Red: positive difference density; blue: negative
This is a leucine, unusually not in a standard rotamer conformation,
but clear
It is common for parts of the structure to be poorly ordered and therefore
difficult or impossible to model, even if much of the structure is clear.
If no density is present, then that part cannot be built, though density
may sometimes emerge as phases improve by improvement of the model elsewhere.

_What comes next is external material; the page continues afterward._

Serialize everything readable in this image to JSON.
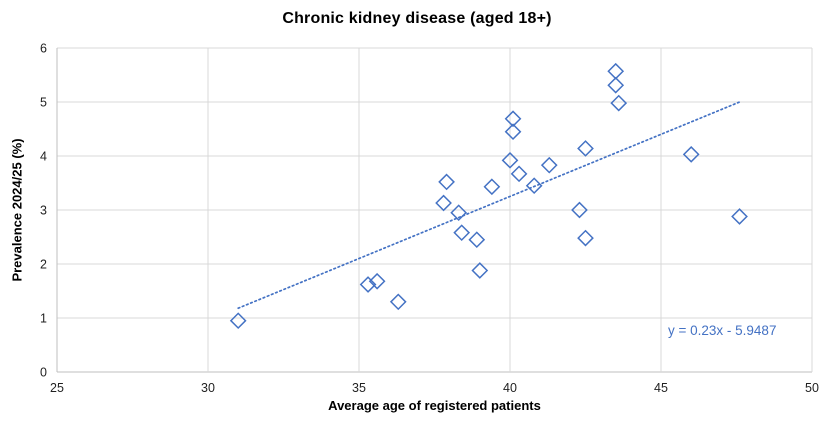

The major problem is density which is present but uninterpretable: presumably
this represents multiple overlapping conformations, and no good tools exist
(yet) to model such regions.
Good density on left, no density on right. In the middle, density which
is difficult to explain with a single model. Red is positive difference
density. The part of the molecule coloured cyan was omitted from the refinement
and map calculation (by setting occupancy to zero) but is modelled from
a second molecule in the asymmetric unit, in which this region is better
ordered.
Water molecules and other UFOs
Waters are an important part of the structure: a well-ordered water molecule
contributes more to the Xray scattering than a poorly ordered part of the
protein. They are clearly visible in expermental maps and particularly
in difference maps, at least at medium to high resolution. At resolutions
worse than 2.8 - 3Å, waters cannot generally be placed reliably:
the free R-factor is a good guide to whether adding waters improves the
model. It is a good idea to inspect each water before adding it, to avoid
putting waters into features which would be better interpreted as other
things: bound ligands, unbuilt or misbuilt protein. With suitable macros
in O, for example, waters can be selected from a peak list very quickly.
Automated water addition (eg with ARP) should ideally be checked manually.

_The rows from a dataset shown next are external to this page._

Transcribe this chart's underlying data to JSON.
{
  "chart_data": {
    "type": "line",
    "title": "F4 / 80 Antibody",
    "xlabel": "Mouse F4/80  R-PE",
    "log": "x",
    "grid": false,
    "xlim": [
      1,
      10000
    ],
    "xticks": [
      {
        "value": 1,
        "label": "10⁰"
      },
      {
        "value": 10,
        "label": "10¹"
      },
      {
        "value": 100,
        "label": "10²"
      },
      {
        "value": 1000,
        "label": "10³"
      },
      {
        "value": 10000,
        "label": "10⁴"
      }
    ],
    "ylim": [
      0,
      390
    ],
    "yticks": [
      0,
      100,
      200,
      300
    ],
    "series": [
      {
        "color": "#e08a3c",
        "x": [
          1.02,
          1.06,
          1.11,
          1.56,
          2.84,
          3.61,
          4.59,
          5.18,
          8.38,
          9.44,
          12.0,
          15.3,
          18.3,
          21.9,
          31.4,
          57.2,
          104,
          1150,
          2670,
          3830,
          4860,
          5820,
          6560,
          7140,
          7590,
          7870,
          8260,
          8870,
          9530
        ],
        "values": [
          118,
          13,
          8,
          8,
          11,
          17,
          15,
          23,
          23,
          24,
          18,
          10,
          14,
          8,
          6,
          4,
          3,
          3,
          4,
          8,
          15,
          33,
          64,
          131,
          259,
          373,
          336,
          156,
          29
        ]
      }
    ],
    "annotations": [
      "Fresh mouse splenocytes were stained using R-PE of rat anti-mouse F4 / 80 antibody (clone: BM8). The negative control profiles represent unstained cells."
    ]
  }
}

Waters appear as spherical positive features in the difference map
Other features such as expected or unexpected ligands and bound ions
may appear in the maps and should be added to the model when they can be
interepreted (what did you put into your crystallisation mix?)
Oxidised DTT, 1.7Å resolution - probably more common than is recognised
Hydrated magnesium bound to sidechain, ocatahedral coordination.

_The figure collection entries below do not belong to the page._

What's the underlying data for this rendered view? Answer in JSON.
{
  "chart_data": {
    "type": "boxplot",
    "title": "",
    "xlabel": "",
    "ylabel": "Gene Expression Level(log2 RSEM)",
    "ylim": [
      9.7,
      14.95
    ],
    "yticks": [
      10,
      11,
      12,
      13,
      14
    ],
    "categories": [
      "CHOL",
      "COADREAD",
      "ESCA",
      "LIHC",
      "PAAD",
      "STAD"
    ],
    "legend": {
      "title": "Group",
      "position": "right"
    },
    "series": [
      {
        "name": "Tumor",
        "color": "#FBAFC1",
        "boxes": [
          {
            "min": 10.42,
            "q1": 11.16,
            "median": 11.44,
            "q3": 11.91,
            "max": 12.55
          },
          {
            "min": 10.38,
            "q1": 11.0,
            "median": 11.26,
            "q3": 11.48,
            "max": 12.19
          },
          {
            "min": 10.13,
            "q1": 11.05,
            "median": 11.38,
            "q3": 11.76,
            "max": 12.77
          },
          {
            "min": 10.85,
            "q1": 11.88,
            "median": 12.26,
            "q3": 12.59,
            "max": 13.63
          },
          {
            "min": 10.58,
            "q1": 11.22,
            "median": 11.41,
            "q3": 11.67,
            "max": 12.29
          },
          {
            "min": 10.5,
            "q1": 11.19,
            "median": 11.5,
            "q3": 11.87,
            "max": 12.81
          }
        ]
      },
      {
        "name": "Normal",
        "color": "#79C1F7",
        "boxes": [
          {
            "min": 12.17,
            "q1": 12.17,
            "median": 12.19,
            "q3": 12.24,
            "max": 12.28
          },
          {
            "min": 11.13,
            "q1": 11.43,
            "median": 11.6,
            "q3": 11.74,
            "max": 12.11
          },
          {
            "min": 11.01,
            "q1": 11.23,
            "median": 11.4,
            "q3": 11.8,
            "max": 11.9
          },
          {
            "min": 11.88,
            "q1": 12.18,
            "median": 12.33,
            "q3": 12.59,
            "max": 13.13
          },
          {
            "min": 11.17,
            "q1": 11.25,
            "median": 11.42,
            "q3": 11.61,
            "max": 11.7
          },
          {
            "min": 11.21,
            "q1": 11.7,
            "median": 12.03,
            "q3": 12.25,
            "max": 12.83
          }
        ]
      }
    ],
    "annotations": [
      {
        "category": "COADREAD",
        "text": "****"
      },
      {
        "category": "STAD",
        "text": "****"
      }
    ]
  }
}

A water had been built into the Mg++ position.
Four waters in positive difference density, + one in 2Fo-Fc map only
Validation: how do you know that you are right?
During and after refinement, a number of useful checks can be made to find
likely errors in the model and places to examine more carefully. Most of
these checks compare the model to common properties of other similar macromolecules
or small molecules. These properties reflect the energetics of molecular
conformation, so a region of the model which deviates significantly from
normal is either a mistake, or is an unusual high-energy conformation and
thus may be important. Features which are used as restraints in the refinement,
such as bond lengths and bond angles, are not generally useful as validation
checks, since they are likely to be satisfied automatically. Torsion angles
are not generally restrained, so should be checked.
Useful programs:
Procheck
(Laskowski et al) Ramachandran plot, sidechain torsions etc
Procheck produces a useful file, .out, which monitors each
residue and flags the ones which should be checked
WhatCheck (Vriend et al) This
does a large number of geometric checks
A particularly useful check is the analysis of hydrogen bonds
for Asn, Gln and His, which can help to get the sidechain orientation correct
Available as a service from EMBL
Mainchain torsions: the Ramachandran plot
The mainchain Phi (N-CA) & Psi (CA-C) torsion angles are highly constrained
by steric hindrance, and any residues falling outside low energy regions
are suspect. Glycine residues are more tolerant of unusual conformations.
Sidechain torsions: Chi1, Chi2 etc
Side chains should normally be a staggered conformation, particularly at
Chi1 (CA-CB). Other conformations are rare. Unresolved multiple conformations
may appear as intermediate eclipsed torsion angles.
When is refinement finished?
Refinement is never finished! The aim is ideally to flatten the difference
map, but at least to leave no interpretable features in the difference
map. Most people refine ad tedium,until they are bored.